Ant Group's Robbyant Launches Native Embodied AI Model That Learns From Just 20 Examples
Robbyant, an embodied AI company within Ant Group, has released LingBot-VA 2.0, the industry's first embodied-native video-action world model designed specifically for physical robot control rather than adapted from digital content creation tools. The model represents a fundamental shift in how robotics companies approach foundation models, moving away from fine-tuning general-purpose video generation systems toward purpose-built architectures that prioritize execution efficiency and physical accuracy over visual quality.
What Makes This Different From Existing Robot AI Models?
Most robotics companies today take a shortcut: they start with video generation models designed for digital content creation, then fine-tune them for robot control. This approach creates a fundamental mismatch. Video generation models optimize for visual quality and creative output, while robots need precise, efficient execution in the real world. This forced adaptation often causes the model to forget important knowledge and struggle to generalize to new tasks.
LingBot-VA 2.0 takes the opposite approach. Instead of repurposing existing technology, Robbyant built the model from scratch using an autoregressive architecture, which means it learns to predict how an action will change the environment and then decides the next step based on that causal prediction. This native design eliminates the knowledge loss that comes from retrofitting digital models for physical control.
How Does LingBot-VA 2.0 Actually Work?
The model achieves its performance through four core architectural innovations:
- Semantic Visual-Action Tokenizer: A new visual encoder that aligns semantic understanding with action information during visual compression, helping the model translate instructions into completed actions more effectively.

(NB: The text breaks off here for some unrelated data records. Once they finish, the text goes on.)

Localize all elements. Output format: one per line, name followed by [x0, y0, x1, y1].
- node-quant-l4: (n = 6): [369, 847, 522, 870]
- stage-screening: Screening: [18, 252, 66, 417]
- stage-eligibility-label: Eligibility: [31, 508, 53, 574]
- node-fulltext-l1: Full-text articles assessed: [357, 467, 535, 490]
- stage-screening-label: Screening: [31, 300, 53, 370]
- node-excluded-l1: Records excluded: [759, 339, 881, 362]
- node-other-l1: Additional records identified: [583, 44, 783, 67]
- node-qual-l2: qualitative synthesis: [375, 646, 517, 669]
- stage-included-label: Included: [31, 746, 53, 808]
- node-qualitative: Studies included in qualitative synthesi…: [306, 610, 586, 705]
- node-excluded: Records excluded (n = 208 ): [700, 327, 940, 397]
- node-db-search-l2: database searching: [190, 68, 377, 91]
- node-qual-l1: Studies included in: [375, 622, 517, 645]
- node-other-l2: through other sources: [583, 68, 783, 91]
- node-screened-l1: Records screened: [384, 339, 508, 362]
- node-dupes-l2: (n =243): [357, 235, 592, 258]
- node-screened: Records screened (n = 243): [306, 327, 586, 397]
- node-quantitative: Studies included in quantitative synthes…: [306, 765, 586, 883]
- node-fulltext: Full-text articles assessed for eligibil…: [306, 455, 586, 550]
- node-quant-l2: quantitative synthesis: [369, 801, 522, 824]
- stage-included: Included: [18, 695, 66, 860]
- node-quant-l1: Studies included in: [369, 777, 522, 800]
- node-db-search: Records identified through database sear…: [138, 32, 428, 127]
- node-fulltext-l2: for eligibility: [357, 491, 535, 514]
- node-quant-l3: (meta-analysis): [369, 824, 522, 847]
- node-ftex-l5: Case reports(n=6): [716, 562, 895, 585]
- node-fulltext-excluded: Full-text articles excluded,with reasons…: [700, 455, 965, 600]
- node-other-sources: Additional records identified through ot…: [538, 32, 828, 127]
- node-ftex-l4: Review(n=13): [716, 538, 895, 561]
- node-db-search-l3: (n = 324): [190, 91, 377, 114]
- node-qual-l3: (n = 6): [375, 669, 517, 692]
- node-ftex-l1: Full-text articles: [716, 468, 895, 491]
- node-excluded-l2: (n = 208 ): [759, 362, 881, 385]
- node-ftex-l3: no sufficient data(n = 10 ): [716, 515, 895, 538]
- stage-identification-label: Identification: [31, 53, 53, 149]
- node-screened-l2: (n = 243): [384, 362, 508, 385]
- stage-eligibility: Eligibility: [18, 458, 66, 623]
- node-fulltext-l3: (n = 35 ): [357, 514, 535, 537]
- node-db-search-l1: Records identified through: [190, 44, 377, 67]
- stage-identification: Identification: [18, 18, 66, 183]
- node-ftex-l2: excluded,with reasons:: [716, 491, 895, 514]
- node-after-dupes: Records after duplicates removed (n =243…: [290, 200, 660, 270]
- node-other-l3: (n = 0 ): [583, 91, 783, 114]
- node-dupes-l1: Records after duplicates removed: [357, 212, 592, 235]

- Strict Causal Pre-training: Uses an autoregressive architecture from the beginning, ensuring that visual predictions and action generation follow a one-way time sequence without temporal confusion.
- Mixture of Experts (MoE): An architecture that expands model capacity without sacrificing inference speed, balancing performance and real-time execution requirements.
- Enhanced Asynchronous Inference: Enables real-time closed-loop control, allowing robots to predict future states while executing actions and continuously correct decisions using the latest real-world observations.
The practical result is impressive: LingBot-VA 2.0 achieves real-time inference speed of 150 Hz on a single GPU, meaning it can process and respond to sensor data 150 times per second. For context, this is fast enough for a robot to engage in real-time interactions like playing air hockey with a human without noticeable lag.
Perhaps most remarkably, the model can generalize to entirely new tasks using as few as 20 demonstrations through in-context learning, without requiring any parameter updates or retraining. This means a robot can learn a new skill from watching a human perform it just 20 times, then immediately apply that knowledge to similar tasks.
What Problem Does This Solve for the Robotics Industry?
The robotics industry has struggled with a persistent challenge: embodied world models, which help robots understand and predict their environment, typically suffer from low execution efficiency. They work well in controlled lab settings but struggle in real-world deployment where speed and accuracy matter. LingBot-VA 2.0 directly addresses this bottleneck by delivering the speed and reliability needed for practical robot deployment.
The model is the capstone of Robbyant's broader launch week, which introduced six complementary models that together form a complete embodied-native full-stack for perception, world simulation, and action: LingBot-Depth 2.0, LingBot-Vision, LingBot-VLA 2.0, LingBot-World 2.0, LingBot-Video, and LingBot-VA 2.0.
"Robbyant will continue to explore new limits in embodied intelligence while accelerating the development of an open technology and application ecosystem to expedite robot deployment in industrial and real-world scenarios," noted Zhu Xing, CEO of Robbyant.
Zhu Xing, CEO of Robbyant
Where Will These Robots Actually Be Used?
Robbyant, which operates within Ant Group, is focused on developing robotic companions and caregivers for real-world applications. The company is targeting use cases including elderly care, medical assistance, and household tasks. The emphasis on native embodied AI design suggests these robots will need to operate in unstructured, dynamic environments where they must adapt quickly to new situations and learn from minimal human demonstration.
The shift toward embodied-native models reflects a broader industry recognition that robotics requires fundamentally different AI architecture than digital content creation. As more companies move robots from research labs into factories, homes, and healthcare settings, the ability to execute efficiently in real time and learn from limited examples becomes increasingly critical to commercial viability.